By 2017, the mayor said that many San Francisco residents will have their water blended with groundwater from an aquifer on the city’s west side as the result of a water recycling project scheduled to begin construction in 2016.
Farrell added that local residents and businesses have a number of concrete steps they can take to lessen the impact of the drought: no washing driveways and sidewalks except for health and safety purposes; no runoff from landscape irrigation; no nonrecirculating fountains; no hoses without shut-off nozzles; people have already begun to notice restaurants only serving water if it’s requested; hotels give guests the option of not washing linens and towels every day; and people should limit irrigation to two days a week. Farrell directs people to sfwater.org/conservation for more tips and guidelines.
Residents who think this crisis will pass quickly or that the conservation efforts don’t have to include them because the state will come up with some other solution are likely to be disappointed. One option that is mentioned often is the desalination of seawater, but desalination plants are expensive to build, consume huge amounts of energy, and create potential destabilization of ocean habitats. Midwestern states have long feared plans (real or imagined) to pipe their Great Lakes water to the West Coast; now actor William Shatner has advocated the construction of a $30 billion pipeline to bring water to California from Seattle. It won’t happen (Seattle needs its water, too), but realistic or not, large-scale remedies take lots of money and time to build, and the water savings are needed now.

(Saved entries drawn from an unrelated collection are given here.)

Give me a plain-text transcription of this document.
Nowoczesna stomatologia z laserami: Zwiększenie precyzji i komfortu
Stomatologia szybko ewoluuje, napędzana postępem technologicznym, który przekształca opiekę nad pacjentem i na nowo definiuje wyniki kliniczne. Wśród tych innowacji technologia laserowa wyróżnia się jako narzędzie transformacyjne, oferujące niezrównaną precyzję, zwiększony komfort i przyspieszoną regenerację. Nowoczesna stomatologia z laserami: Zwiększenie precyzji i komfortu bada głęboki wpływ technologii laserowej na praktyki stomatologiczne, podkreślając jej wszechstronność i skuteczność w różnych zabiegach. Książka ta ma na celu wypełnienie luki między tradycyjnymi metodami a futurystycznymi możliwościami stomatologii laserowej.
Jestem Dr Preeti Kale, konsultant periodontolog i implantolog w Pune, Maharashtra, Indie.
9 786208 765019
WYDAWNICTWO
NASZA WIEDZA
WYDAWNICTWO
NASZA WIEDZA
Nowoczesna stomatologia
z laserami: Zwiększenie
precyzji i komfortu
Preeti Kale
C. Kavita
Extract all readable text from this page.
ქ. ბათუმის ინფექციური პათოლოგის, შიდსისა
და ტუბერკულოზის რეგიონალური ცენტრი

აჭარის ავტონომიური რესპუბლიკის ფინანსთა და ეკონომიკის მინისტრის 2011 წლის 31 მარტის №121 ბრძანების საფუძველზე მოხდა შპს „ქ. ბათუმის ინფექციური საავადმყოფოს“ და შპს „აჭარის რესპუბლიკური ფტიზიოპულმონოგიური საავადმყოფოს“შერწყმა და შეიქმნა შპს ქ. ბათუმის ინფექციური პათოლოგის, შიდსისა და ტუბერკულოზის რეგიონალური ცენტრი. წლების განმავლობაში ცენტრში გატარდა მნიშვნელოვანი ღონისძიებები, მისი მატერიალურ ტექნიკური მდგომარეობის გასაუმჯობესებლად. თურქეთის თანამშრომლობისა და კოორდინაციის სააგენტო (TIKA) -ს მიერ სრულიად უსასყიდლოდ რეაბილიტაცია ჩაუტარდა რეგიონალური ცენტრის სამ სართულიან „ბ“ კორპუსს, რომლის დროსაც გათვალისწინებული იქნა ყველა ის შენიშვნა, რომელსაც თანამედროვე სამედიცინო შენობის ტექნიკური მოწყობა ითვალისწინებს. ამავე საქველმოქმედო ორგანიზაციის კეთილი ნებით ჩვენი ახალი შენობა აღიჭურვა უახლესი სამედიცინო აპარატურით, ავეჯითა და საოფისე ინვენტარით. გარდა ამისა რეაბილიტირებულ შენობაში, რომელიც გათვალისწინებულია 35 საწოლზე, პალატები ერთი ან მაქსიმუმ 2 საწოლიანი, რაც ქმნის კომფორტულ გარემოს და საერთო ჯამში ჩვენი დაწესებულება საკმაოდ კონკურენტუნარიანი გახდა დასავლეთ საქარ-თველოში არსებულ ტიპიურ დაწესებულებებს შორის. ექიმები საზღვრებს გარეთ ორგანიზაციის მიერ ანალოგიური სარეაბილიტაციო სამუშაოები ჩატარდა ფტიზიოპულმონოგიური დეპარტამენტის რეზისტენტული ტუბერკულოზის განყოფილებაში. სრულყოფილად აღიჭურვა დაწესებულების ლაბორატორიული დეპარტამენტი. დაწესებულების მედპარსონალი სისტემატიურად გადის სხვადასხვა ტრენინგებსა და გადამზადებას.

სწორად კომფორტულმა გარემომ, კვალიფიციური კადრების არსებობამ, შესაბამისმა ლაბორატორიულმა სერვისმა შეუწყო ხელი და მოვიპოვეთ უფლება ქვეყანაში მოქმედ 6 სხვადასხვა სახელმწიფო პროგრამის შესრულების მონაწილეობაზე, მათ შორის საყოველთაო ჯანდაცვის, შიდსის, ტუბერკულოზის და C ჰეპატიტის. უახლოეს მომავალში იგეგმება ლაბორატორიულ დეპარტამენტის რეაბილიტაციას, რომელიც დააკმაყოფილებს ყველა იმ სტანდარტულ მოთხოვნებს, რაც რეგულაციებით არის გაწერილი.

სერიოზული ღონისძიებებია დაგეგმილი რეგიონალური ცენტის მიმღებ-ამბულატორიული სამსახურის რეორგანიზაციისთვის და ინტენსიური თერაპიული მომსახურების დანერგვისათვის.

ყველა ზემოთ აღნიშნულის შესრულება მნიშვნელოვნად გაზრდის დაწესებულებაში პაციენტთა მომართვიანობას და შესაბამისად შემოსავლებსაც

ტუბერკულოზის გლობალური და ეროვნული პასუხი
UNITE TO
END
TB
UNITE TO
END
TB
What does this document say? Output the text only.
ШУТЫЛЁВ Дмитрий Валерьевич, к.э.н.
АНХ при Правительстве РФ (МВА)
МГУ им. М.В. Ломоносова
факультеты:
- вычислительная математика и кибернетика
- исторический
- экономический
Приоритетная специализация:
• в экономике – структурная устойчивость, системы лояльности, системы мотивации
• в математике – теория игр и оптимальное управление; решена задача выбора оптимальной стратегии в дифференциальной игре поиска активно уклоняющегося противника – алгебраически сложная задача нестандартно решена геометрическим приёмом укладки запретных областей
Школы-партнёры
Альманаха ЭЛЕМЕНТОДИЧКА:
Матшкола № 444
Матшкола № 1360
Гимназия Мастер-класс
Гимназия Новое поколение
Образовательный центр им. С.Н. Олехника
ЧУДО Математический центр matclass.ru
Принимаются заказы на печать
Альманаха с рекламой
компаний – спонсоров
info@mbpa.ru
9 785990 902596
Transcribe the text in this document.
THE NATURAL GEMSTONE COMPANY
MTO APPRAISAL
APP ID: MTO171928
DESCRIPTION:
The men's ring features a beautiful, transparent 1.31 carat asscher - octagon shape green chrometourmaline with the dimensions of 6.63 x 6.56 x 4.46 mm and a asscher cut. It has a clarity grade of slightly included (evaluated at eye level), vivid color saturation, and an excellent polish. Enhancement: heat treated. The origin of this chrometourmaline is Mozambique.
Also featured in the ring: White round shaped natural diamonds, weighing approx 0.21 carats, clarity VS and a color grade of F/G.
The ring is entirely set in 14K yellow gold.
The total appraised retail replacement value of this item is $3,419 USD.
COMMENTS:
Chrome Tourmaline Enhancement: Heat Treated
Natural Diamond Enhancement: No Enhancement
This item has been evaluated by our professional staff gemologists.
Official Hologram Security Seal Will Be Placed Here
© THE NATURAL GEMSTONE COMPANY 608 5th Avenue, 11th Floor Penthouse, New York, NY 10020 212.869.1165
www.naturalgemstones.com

“I grew up in Northern California bashing the way Southern Californians waste ‘our water,'” said Dalton. “The hard truth is Southern California has come a long way and in some cases has done more on water efficiency than Northern California — because they had to. Orange County recycles waste water. It’s a smarter option than desalination. Los Angeles has a million more people and uses the same amount of water as 20 years ago.”
Former Governor Arnold Schwarzenegger once noted that he imposes a five-minute rule on showers in his household. He made that statement before the current drought, but it is just one of the realistic ways that individuals can have an impact in the current water emergency. Additional guidelines and ideas for conservation are available at saveourwater.com.